Bien que nous ne nous attendions pas à ce que les niveaux d’émission de dette d’entreprise soient aussi élevés cette année qu’en 2020, le segment des obligations durables devrait à notre avis continuer à afficher une croissance robuste de ses émissions. Le volume d’émissions de titres labellisés ESG a en effet atteint USD 77 mia le mois dernier, ce qui est 3,5 fois supérieur à janvier 2020 et représente 7 milliards de dollars de plus que pour l’ensemble du premier trimestre 2020.    

Introduction de margin ratchets ESG

Sans surprise, la croissance de la dette ESG a été tirée par les émetteurs investment grade et en particulier par le groupe SSA (émetteurs souverains, supranationaux et agences), compte tenu du rôle qu’ils jouent dans le financement d’initiatives sociales et environnementales.  

L’introduction de margin ratchets liés à des critères ESG
devrait gagner en importance pour les investisseurs.

Nous voyons toutefois aussi ces obligations gagner en importance sur le marché du haut rendement.
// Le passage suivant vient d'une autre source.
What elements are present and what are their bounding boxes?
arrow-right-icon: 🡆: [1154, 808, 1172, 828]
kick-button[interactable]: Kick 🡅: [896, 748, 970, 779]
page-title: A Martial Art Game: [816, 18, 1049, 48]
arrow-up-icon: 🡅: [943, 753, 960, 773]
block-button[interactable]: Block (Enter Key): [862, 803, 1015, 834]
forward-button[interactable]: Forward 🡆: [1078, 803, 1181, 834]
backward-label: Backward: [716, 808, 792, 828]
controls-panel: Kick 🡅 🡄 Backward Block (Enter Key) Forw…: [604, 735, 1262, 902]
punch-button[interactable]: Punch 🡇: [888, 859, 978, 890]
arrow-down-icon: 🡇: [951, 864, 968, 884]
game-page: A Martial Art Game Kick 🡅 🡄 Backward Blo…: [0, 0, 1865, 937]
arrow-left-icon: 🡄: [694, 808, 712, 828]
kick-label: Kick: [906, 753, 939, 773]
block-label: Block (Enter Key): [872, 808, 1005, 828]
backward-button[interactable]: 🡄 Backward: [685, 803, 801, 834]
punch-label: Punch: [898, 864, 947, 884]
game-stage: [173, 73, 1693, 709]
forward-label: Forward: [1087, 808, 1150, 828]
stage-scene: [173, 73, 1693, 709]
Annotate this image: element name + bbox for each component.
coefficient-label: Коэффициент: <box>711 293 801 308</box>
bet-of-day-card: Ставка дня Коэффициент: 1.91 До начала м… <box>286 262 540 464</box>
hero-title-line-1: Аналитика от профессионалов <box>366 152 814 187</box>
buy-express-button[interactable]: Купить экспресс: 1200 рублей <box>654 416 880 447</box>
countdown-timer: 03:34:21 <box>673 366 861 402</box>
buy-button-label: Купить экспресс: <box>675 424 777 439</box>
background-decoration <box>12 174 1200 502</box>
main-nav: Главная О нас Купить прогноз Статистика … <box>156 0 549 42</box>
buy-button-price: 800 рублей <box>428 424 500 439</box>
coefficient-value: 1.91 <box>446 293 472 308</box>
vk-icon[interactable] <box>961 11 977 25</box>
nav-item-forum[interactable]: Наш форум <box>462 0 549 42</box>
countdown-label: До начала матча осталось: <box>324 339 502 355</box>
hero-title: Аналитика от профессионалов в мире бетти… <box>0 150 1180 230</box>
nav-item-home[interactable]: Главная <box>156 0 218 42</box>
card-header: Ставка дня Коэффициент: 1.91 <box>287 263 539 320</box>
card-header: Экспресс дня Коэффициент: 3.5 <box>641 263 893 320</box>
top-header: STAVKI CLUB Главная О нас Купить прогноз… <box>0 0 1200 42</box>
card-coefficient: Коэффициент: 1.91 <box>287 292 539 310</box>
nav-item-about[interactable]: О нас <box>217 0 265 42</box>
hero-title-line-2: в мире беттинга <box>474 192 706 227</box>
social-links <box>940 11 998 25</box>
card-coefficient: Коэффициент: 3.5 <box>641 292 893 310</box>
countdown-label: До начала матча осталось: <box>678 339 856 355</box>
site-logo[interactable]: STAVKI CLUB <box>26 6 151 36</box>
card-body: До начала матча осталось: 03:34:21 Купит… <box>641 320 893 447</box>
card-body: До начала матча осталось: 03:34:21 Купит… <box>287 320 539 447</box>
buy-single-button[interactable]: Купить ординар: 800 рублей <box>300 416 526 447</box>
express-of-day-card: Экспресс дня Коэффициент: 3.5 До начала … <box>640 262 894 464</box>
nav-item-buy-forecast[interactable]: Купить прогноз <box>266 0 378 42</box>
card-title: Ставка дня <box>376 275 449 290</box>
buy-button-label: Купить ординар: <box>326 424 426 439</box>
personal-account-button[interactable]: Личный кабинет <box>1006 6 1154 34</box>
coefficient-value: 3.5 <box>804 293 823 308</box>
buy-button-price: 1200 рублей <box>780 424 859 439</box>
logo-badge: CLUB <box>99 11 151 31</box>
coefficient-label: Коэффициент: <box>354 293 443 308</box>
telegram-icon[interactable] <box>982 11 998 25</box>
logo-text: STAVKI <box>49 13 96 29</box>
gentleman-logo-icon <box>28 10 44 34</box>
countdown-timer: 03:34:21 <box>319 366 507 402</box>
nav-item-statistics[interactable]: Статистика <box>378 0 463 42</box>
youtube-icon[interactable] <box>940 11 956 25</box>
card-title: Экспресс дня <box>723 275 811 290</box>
Klockner Pentaplast, une entreprise d’emballages allemande détenue par une société de capital-investissement, a annoncé le refinancement de sa structure de capital la semaine dernière. Dans ce cadre, l’entreprise émet un ensemble de prêts à terme d’une taille équivalente à 1,175 milliard d'euros. Il comprend une clause dite de margin ratchet (ajustement de la marge de crédit) liée des critères ESG et une autre basée sur le levier. En clair, le prêt n’est pas mis sur le marché comme un prêt ESG/durable mais la marge diminuera (ou augmentera) selon que l’entreprise parviendra ou non à réaliser trois objectifs ESG d’ici 2023: une réduction de 38% dans les émissions de gaz à effet de serre de niveaux 1 et 2, l’emploi de matériaux recyclés dans la fabrication d’au moins 26% de ses produits et une équipe dirigeante composée de 27% de femmes au minimum. Les objectifs de performance seront réévalués chaque année et contrôlés par un tiers. S’ils sont atteints d’ici 2023, l’intérêt à verser sur le prêt diminuera de 2,5 pb (ou connaîtra une augmentation du même ordre si les objectifs ne sont pas remplis).  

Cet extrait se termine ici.